Tapi ini kesempatan menumpahkan rasa kesalku. Aku segera berdiri, mengumpulkan tenaga dan mengambil palu. Aku memukul bingkai fotonya membabi buta, tidak peduli itu akan merusak tembokku, atau serpihan kacanya mengenai kakiku. Hanya saja rasanya begitu puas, rasanya seperti berhasil menghancurkan wajahnya. Rupanya ulahnya kali ini tidak terlalu buruk juga. Setelah puas, menghancurkan foto-fotonya (aku tidak peduli tetangga keheranan karena suara ribut dari tempatku), aku beralih ke kamar. Sialnya, wajahnya di wallpaper ini sangat tampan.
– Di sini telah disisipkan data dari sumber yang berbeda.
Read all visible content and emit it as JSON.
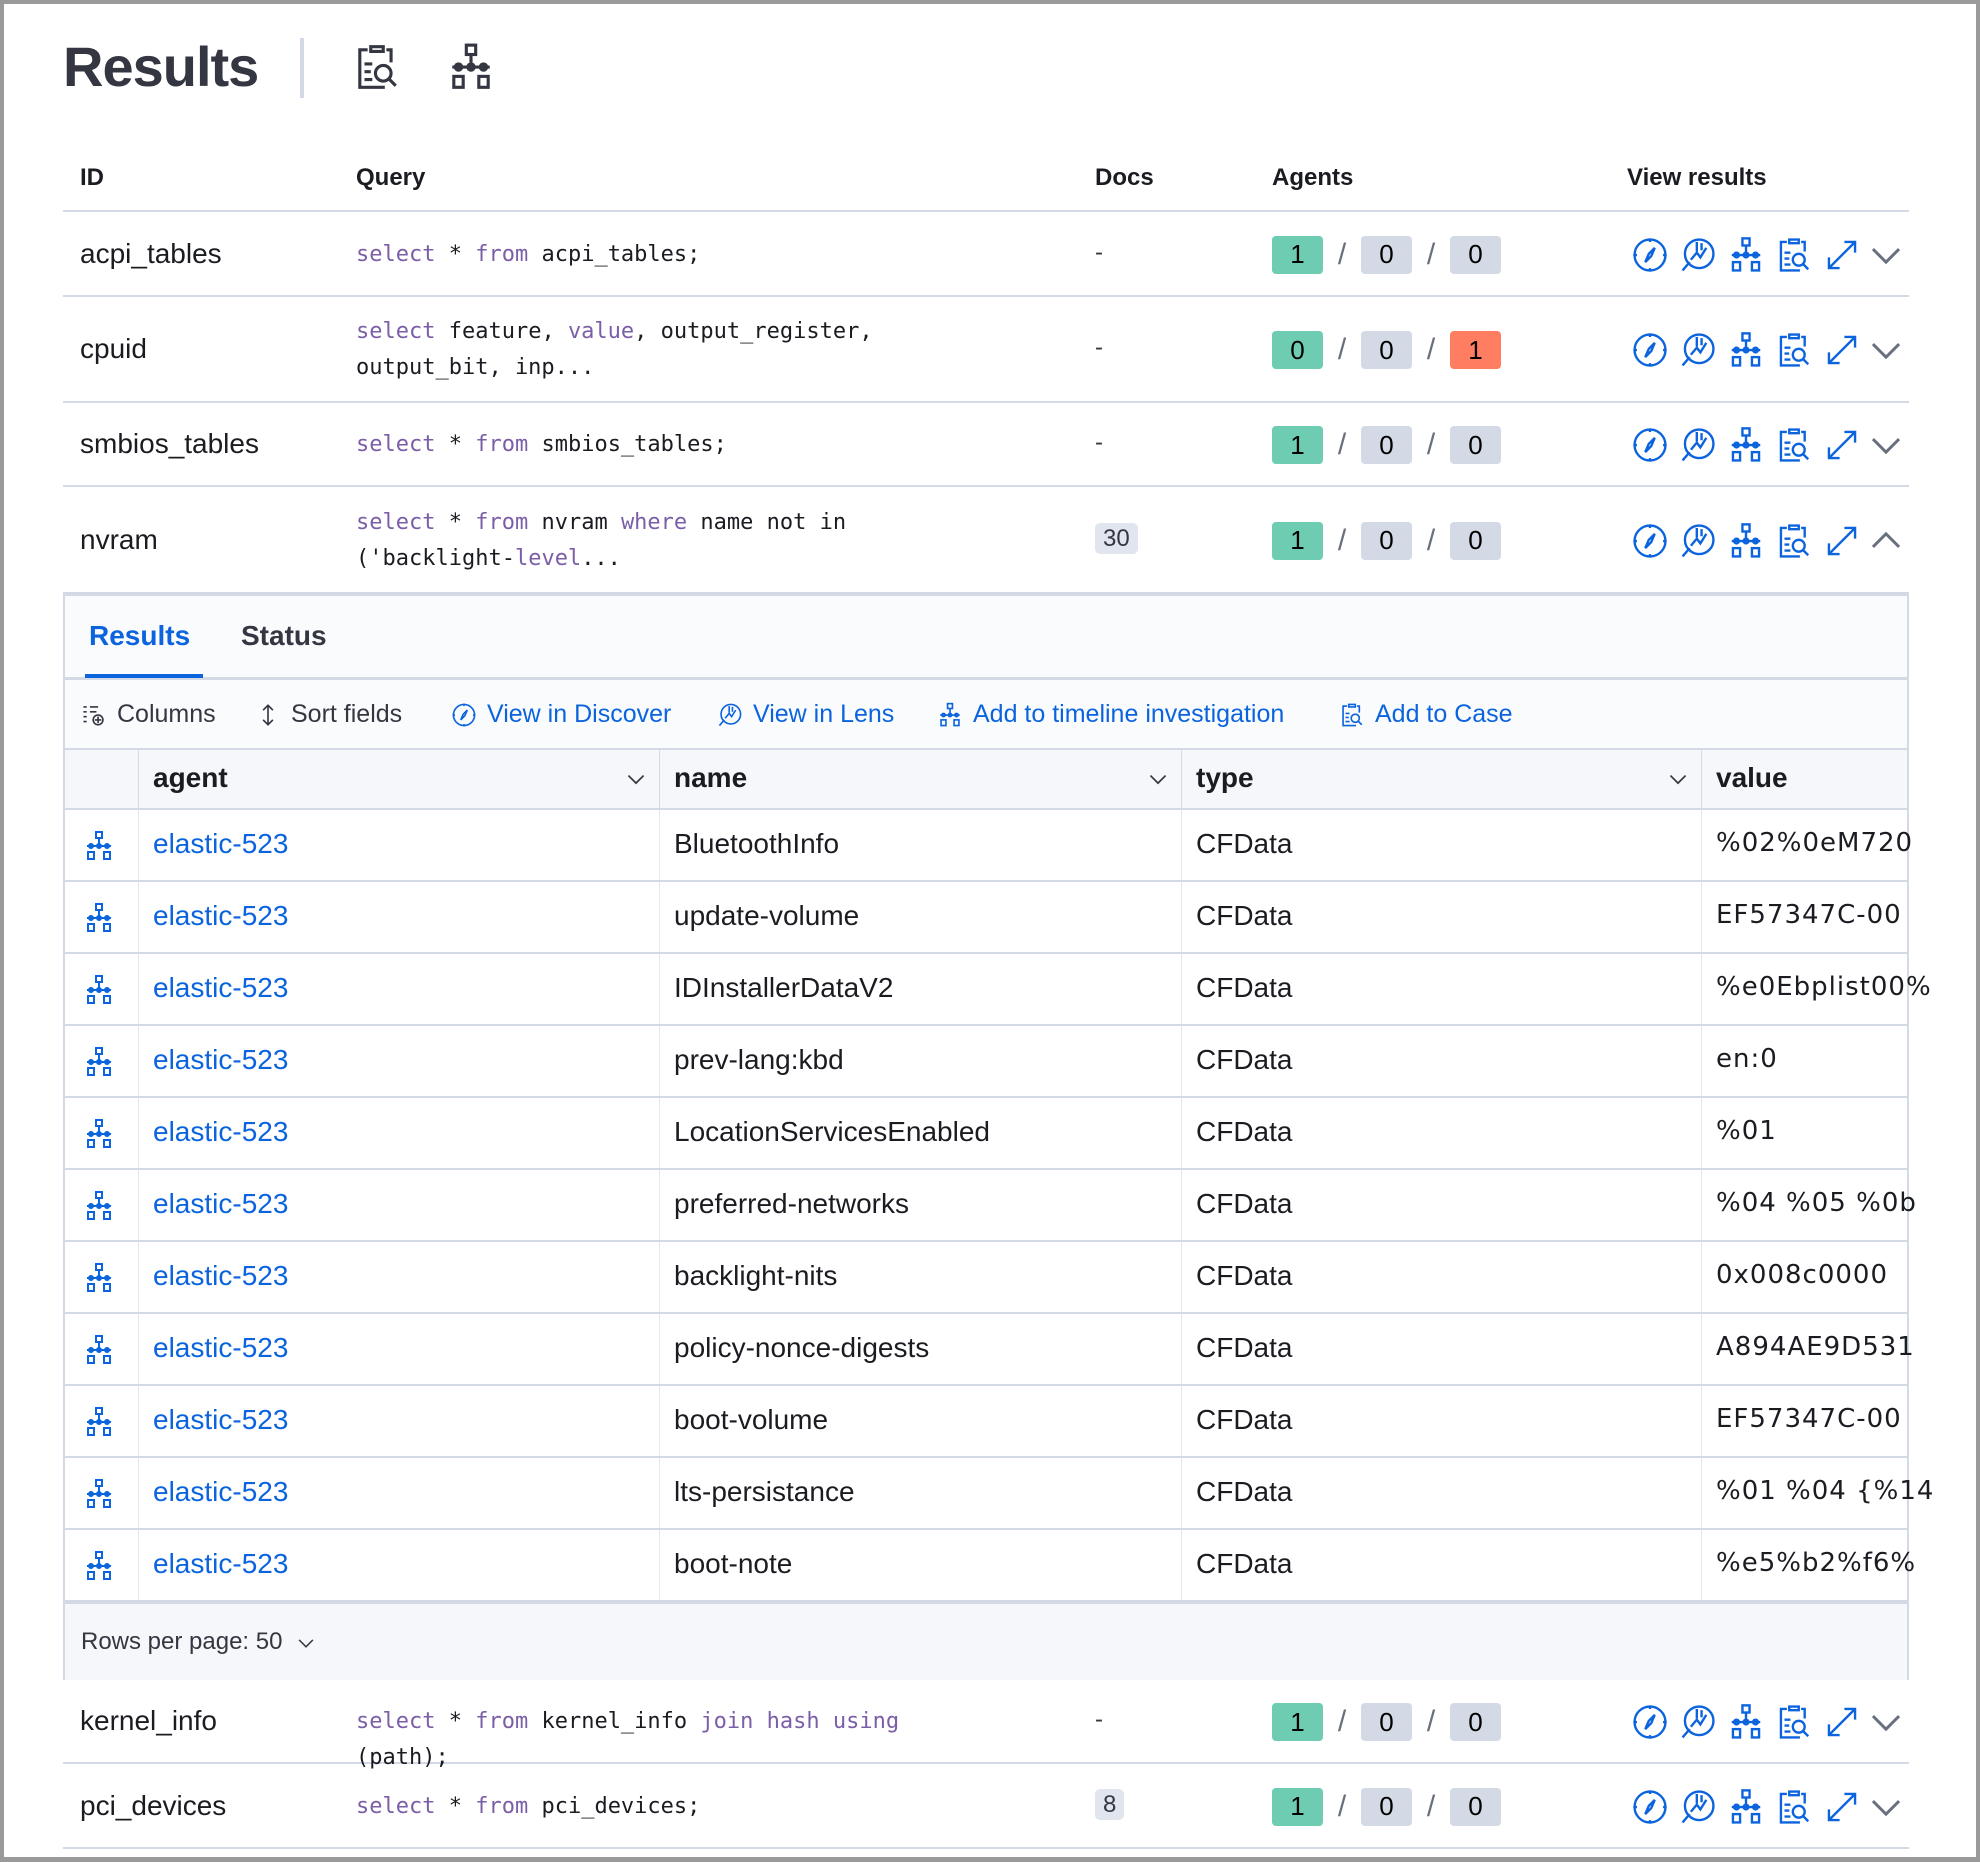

Aku sedikit tidak rela menghancurkannya, tapi aku juga tidak sudi membiarkannya menghadap ke arahku, dan aku mau tidak mau harus memandangnya setiap akan dan bangun tidur.
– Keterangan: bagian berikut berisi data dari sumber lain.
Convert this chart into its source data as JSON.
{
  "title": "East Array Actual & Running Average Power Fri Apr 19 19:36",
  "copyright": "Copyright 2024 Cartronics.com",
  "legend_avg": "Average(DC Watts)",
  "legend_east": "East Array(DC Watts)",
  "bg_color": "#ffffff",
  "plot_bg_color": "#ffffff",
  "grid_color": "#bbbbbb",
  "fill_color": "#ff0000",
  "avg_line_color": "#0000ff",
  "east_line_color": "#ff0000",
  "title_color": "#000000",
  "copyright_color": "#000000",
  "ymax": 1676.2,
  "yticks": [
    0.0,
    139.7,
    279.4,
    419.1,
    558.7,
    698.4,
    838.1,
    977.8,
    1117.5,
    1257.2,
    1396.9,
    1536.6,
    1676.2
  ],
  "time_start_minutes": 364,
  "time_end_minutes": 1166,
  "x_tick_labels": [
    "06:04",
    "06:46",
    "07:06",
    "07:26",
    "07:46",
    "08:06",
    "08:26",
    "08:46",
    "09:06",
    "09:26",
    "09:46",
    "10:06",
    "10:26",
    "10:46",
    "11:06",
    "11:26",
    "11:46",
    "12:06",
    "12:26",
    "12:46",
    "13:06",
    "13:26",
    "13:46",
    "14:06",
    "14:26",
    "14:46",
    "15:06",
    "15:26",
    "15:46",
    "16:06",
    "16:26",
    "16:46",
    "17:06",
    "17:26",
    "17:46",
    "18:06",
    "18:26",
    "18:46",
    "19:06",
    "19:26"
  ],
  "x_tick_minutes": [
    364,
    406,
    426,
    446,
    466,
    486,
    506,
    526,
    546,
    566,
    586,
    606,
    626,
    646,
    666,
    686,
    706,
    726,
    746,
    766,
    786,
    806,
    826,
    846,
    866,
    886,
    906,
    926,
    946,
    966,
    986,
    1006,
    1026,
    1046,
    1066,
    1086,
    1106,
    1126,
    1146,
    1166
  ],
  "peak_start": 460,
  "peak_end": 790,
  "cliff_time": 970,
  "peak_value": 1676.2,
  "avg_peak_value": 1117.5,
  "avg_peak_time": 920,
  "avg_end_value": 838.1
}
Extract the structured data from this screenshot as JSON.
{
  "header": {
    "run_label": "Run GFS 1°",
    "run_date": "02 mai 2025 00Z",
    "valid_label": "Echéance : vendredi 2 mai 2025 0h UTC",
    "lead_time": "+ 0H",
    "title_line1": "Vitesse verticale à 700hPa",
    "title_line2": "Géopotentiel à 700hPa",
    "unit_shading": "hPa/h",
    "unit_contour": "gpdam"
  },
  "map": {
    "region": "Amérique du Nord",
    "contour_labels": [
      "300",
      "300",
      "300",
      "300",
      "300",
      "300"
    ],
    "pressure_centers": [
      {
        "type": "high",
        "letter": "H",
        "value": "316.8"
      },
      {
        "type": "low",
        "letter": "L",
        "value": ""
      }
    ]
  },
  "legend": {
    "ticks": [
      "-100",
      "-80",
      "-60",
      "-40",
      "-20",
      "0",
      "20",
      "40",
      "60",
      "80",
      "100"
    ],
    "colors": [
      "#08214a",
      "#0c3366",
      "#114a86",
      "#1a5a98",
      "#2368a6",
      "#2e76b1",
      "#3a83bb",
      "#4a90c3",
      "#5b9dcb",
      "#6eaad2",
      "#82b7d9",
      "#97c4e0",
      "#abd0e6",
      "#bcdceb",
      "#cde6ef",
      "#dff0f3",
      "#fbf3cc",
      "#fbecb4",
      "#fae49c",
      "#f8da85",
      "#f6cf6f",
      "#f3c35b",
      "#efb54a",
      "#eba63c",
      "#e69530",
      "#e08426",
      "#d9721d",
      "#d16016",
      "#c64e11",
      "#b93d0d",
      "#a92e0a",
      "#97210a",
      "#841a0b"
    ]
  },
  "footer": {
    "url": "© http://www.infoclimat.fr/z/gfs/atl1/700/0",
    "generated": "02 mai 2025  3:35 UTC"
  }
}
Jadi aku mengambil seprai di lemari lalu melapisi dinding selebar empat meter itu dengan seprai tersebut. Hasilnya cukup memuaskan, wajahnya tertutupi dan tembokku selamat dari serangan palu. Setelah itu aku pun tidur. Nyenyak sekali. Dan pria itu, hadir di mimpiku. Aku bermimpi, menciumnya.


Christmast eve…

Natal! Hari dimana mau tidak mau aku harus keluar rumah, ada sesuatu yang harus aku lakukan. Hal yang aku lakukan setiap tahun, membagikan mainan kepada anak yatim di panti asuhan. Aku senang sekali melakukan hal tersebut setiap tahun, mereka pasti sudah tidak sabar menunggu kedatanganku. Dan dingin ini tidak boleh mengalahkan tekadku!

Seperti tahun-tahun sebelumnya, aku membelikan boneka untuk anak perempuan dan robot-robotan untuk anak laki-laki, ada beberapa mobil-mobilan, satu set perlengkapan dapur mainan, dan sebagainya. Senang rasanya menghabiskan bonus natal dengan membelikan ini semua. Mereka pasti akan sangat senang.
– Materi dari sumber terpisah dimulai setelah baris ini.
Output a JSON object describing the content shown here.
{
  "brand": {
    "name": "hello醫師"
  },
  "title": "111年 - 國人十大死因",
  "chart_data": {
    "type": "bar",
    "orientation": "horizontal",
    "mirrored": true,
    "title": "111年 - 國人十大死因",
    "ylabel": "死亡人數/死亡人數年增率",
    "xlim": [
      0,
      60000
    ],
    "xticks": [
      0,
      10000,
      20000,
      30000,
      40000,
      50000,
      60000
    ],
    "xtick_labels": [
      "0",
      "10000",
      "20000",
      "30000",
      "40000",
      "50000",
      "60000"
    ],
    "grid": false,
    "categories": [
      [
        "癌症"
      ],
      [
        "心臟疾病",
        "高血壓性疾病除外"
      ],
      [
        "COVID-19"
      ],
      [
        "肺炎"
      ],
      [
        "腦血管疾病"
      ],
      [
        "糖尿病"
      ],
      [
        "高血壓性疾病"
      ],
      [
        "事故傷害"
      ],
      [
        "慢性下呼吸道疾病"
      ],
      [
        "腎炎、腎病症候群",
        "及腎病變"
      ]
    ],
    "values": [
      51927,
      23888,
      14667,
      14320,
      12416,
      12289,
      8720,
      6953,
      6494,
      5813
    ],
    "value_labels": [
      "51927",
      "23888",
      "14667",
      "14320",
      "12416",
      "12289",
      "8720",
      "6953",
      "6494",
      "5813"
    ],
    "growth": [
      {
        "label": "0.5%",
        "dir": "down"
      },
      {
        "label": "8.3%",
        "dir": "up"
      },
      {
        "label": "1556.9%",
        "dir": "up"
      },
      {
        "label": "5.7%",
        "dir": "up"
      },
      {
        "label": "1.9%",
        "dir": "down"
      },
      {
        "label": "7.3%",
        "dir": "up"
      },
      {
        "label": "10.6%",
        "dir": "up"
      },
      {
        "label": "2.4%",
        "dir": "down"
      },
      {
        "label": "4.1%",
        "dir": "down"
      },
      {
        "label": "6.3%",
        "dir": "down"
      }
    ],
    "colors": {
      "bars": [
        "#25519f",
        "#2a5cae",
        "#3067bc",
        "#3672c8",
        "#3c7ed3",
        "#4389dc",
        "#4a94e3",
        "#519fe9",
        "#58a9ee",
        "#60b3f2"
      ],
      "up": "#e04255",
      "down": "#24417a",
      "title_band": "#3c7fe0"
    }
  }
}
Aku berjalan sambil membawa kotak kardus yang menutupi wajahku. Aku melihat jalan dengan cara menelengkan kepalaku ke kiri dan ke kanan. Panti asuhan itu hanya berjarak tiga blok dari tempat tinggalku. Sial, aku harus cepat sampai dan menghangatkan diri di dalam panti.

Guk…guk..

Anjing. Aku benci anjing. Hewan besar yang menakutkan, aku takut dia menggigitku. Ini akibat dari trauma masa kecil. Dulu aku pernah digigit anjing, sejak saat itu, aku pasti akan berusaha menjauh saat ada anjing di dekatku.

Aku berusaha mencari asal gonggongan itu. Dan aku menemukannya, tepat di belakangku. Bagus sekali, dan mulutnya berbusa. Aku rasa hari ini akan menjadi natal yang amat sangat menyenangkan. Kalau aku berlari dan meninggalkan kotak kardus ini di sini, nanti pasti akan hilang. Aku tidak mau membiarkan mainan ini hilang, kalau aku berlari sambil membawa kotak ini. Aku bisa saja menabrak sesuatu. Hah… aku harus lari. SEKARANG!

Aku pun mulai berlari dengan kencang, kardus itu masih setia kutopang dengan kedua tanganku. Oh Tuhan, aku harap kotak ini tidak akan jatuh. Setidaknya kalau kotak ini jatuh, biarkanlah aku jatuh bersamanya, kalau bisa pingsan saja sekalian. Karena kalau kotak ini jatuh, aku tidak akan punya muka bertemu anak-anak panti. Setidaknya kalau aku pingsan aku tidak akan ingat bahwa malam ini ada anak-anak yang sedang menungguku di sana.

Aku pun mulai menangis. Rasanya sesak sekali memikirkan mereka.

Kakiku tersandung. Kotak kardusnya terjatuh, dan isinya berhamburan ke dalam selokan.

Jalanan itu sepi, hanya ada anjing yang terus mengejarku sejak tadi. Dia tengah menggeram ke arahku, dan mulai berjalan mendekatiku. Terserah! Gigit saja aku, aku lebih baik rabies daripada tidak punya muka untuk bertemu anak-anak panti. Setidaknya akan ada alasan "Rukia-chan tidak datang karena dikejar dan digigit anjing rabies" rasanya itu lebih mengesankan, daripada "Rukia-chan tidak datang karena dikejar anjing". Menyedihkan sekali kalau seperti itu.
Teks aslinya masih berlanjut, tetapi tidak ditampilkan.